The re-recorded albums are far from exact duplicates of the original albums, although in places they come surprisingly close.  But “Passaggio” is no longer a solo harpsichord piece: there are two keyboard players (Piercarlo Penta joins Vittorio) and a full orchestra, making for a longer piece overall.   And “Metamorfosi” no longer has those synthesizer explosions.  The recording is richer and fuller, sonically, but the music lacks some of its original freshness of performance.

If that set proved Banco could still play the old music, the 1994 IL 13 (which was not Banco’s 13th album - it was perhaps their 15th) proved that they didn’t want to.  It marked a return to the pop of the ‘80s, and will disappoint anyone who had hoped the ‘90s would see their more progressive side flower again.   Like PFM, Banco is capable of performing their “greatest hits,” but prefers not to pursue that direction in their new works.    This is a pity, but their recorded legacy of the ‘70s remains for us.
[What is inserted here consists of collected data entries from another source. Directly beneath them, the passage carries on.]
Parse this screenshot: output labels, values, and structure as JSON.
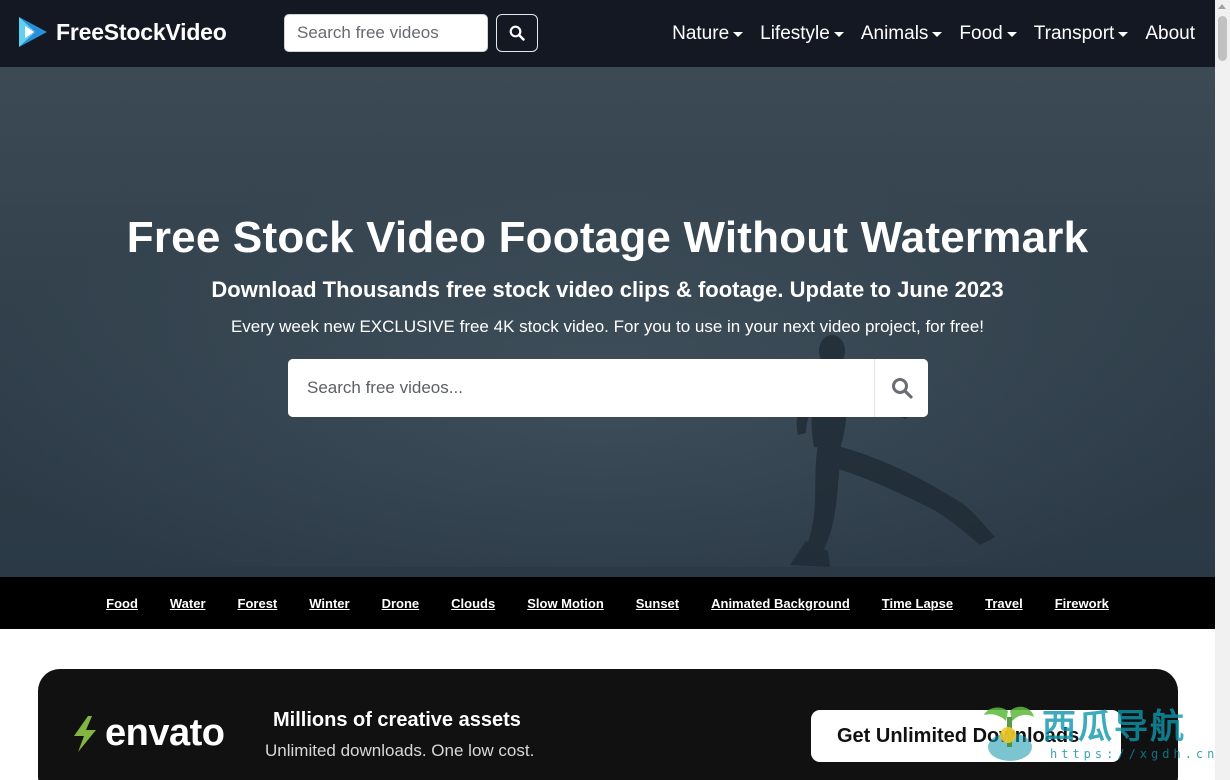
{
  "header": {
    "brand": "FreeStockVideo",
    "search_placeholder": "Search free videos",
    "menu": [
      {
        "label": "Nature",
        "has_dropdown": true
      },
      {
        "label": "Lifestyle",
        "has_dropdown": true
      },
      {
        "label": "Animals",
        "has_dropdown": true
      },
      {
        "label": "Food",
        "has_dropdown": true
      },
      {
        "label": "Transport",
        "has_dropdown": true
      },
      {
        "label": "About",
        "has_dropdown": false
      }
    ]
  },
  "hero": {
    "title": "Free Stock Video Footage Without Watermark",
    "subtitle": "Download Thousands free stock video clips & footage. Update to June 2023",
    "tagline": "Every week new EXCLUSIVE free 4K stock video. For you to use in your next video project, for free!",
    "search_placeholder": "Search free videos..."
  },
  "tags": [
    "Food",
    "Water",
    "Forest",
    "Winter",
    "Drone",
    "Clouds",
    "Slow Motion",
    "Sunset",
    "Animated Background",
    "Time Lapse",
    "Travel",
    "Firework"
  ],
  "banner": {
    "brand": "envato",
    "title": "Millions of creative assets",
    "subtitle": "Unlimited downloads. One low cost.",
    "cta": "Get Unlimited Downloads"
  },
  "watermark": {
    "text": "西瓜导航",
    "url": "https://xgdh.cn"
  },
  "colors": {
    "navbar_bg": "#141822",
    "hero_bg": "#34434e",
    "tagbar_bg": "#000000",
    "banner_bg": "#111111",
    "envato_green": "#82b541"
  },
  "icons": {
    "search": "search-icon",
    "dropdown": "caret-down-icon"
  }
}
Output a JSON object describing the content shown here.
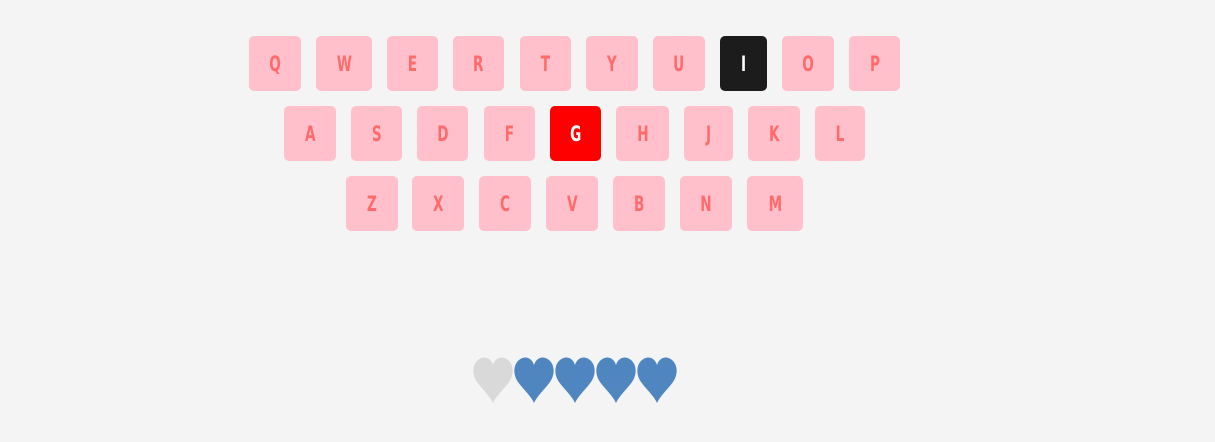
{
  "keyboard": {
    "rows": [
      [
        {
          "letter": "Q",
          "state": "unused"
        },
        {
          "letter": "W",
          "state": "unused"
        },
        {
          "letter": "E",
          "state": "unused"
        },
        {
          "letter": "R",
          "state": "unused"
        },
        {
          "letter": "T",
          "state": "unused"
        },
        {
          "letter": "Y",
          "state": "unused"
        },
        {
          "letter": "U",
          "state": "unused"
        },
        {
          "letter": "I",
          "state": "correct"
        },
        {
          "letter": "O",
          "state": "unused"
        },
        {
          "letter": "P",
          "state": "unused"
        }
      ],
      [
        {
          "letter": "A",
          "state": "unused"
        },
        {
          "letter": "S",
          "state": "unused"
        },
        {
          "letter": "D",
          "state": "unused"
        },
        {
          "letter": "F",
          "state": "unused"
        },
        {
          "letter": "G",
          "state": "wrong"
        },
        {
          "letter": "H",
          "state": "unused"
        },
        {
          "letter": "J",
          "state": "unused"
        },
        {
          "letter": "K",
          "state": "unused"
        },
        {
          "letter": "L",
          "state": "unused"
        }
      ],
      [
        {
          "letter": "Z",
          "state": "unused"
        },
        {
          "letter": "X",
          "state": "unused"
        },
        {
          "letter": "C",
          "state": "unused"
        },
        {
          "letter": "V",
          "state": "unused"
        },
        {
          "letter": "B",
          "state": "unused"
        },
        {
          "letter": "N",
          "state": "unused"
        },
        {
          "letter": "M",
          "state": "unused"
        }
      ]
    ]
  },
  "lives": {
    "total": 5,
    "remaining": 4,
    "icon": "heart-icon",
    "colors": {
      "full": "#4f86c0",
      "lost": "#d9d9d9"
    }
  },
  "colors": {
    "background": "#f4f4f4",
    "key_unused_bg": "#ffc0cb",
    "key_unused_text": "#ff6b6b",
    "key_wrong_bg": "#ff0000",
    "key_correct_bg": "#1c1c1c"
  }
}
All of their original albums are available on CD, all but one from Italy (in skimpy packages – most have only a single card in their jewel boxes; no booklets – markedly inferior to the packaging of the original LPs and often lacking personnel credits). The exception is Manticore’s BANCO, which is available only in a recently released (2000) mini-LP-format CD from Japan mastered in “20 bit K2 super coding” as part of a series of Manticore releases on CD which includes their PFM and ELP releases. The CD package accurately replicates the original gatefold LP packaging. As noted, their third Manticore album is available only in the Italian version and the second, GAROFANO ROSSO, apparently never had an “English version,” since it was an Italian soundtrack album with no vocals.

I recommend all their studio albums, from BANCO DEL MUTUO SOCCORSO through …DI TERRA, with the latter particularly recommended to those who enjoy Third Stream jazz. Skip the others unless you want to try LIVE, which is sonically crappy but musically and historically interesting.

UPDATE [06-25-01]:

Banco appeared at the 2000 Progfest and by all reports were a huge success. I saw them at the 2001 NEARfest, and can easily understand their Progfest success – because they repeated it.

Three members of the ’70s Banco remain in this band: Vittorio Nocenzi (keyboards and leader), Francesco Di Giacomo (vocalist) and Rodolfo Maltese (guitar). They are augmented by Alessandro Papotto (saxes, flutes, clarinet), Filippo Marcheggiani (guitar), Tiziano Ricci (bass) and Maurizio Masi (drums, percussion).  

The two-hour set (which closed out the Festival Sunday night) demonstrated a new return to Banco’s progressive origins, with Nocenzi’s powerful left hand at the keyboard (mostly a piano patch) the driving force. A number of the old “hits” were played, but some of them had fresh, new – and interesting – intros and outros.

I had feared a perfunctory “greatest hits” approach from the band, but those fears proved to be groundless.   This Banco played like a powerful fresh band. And Francesco, who appears to have lost perhaps 100 pounds and is still a big man, has lost none of his vocal power or clarity, his voice still a fine proud instrument. At one point he and Vittorio had the stage to themselves, creating music every bit as powerful as that of the full band.

While I was at NEARfest I saw, but did not get, Banco CDs recorded at their concerts in Mexico and elsewhere (they’ve been playing progressive rock festivals); I look forward to acquiring and reporting on these albums. I can only wonder if Banco will make a studio album reflecting this return to progressive rock.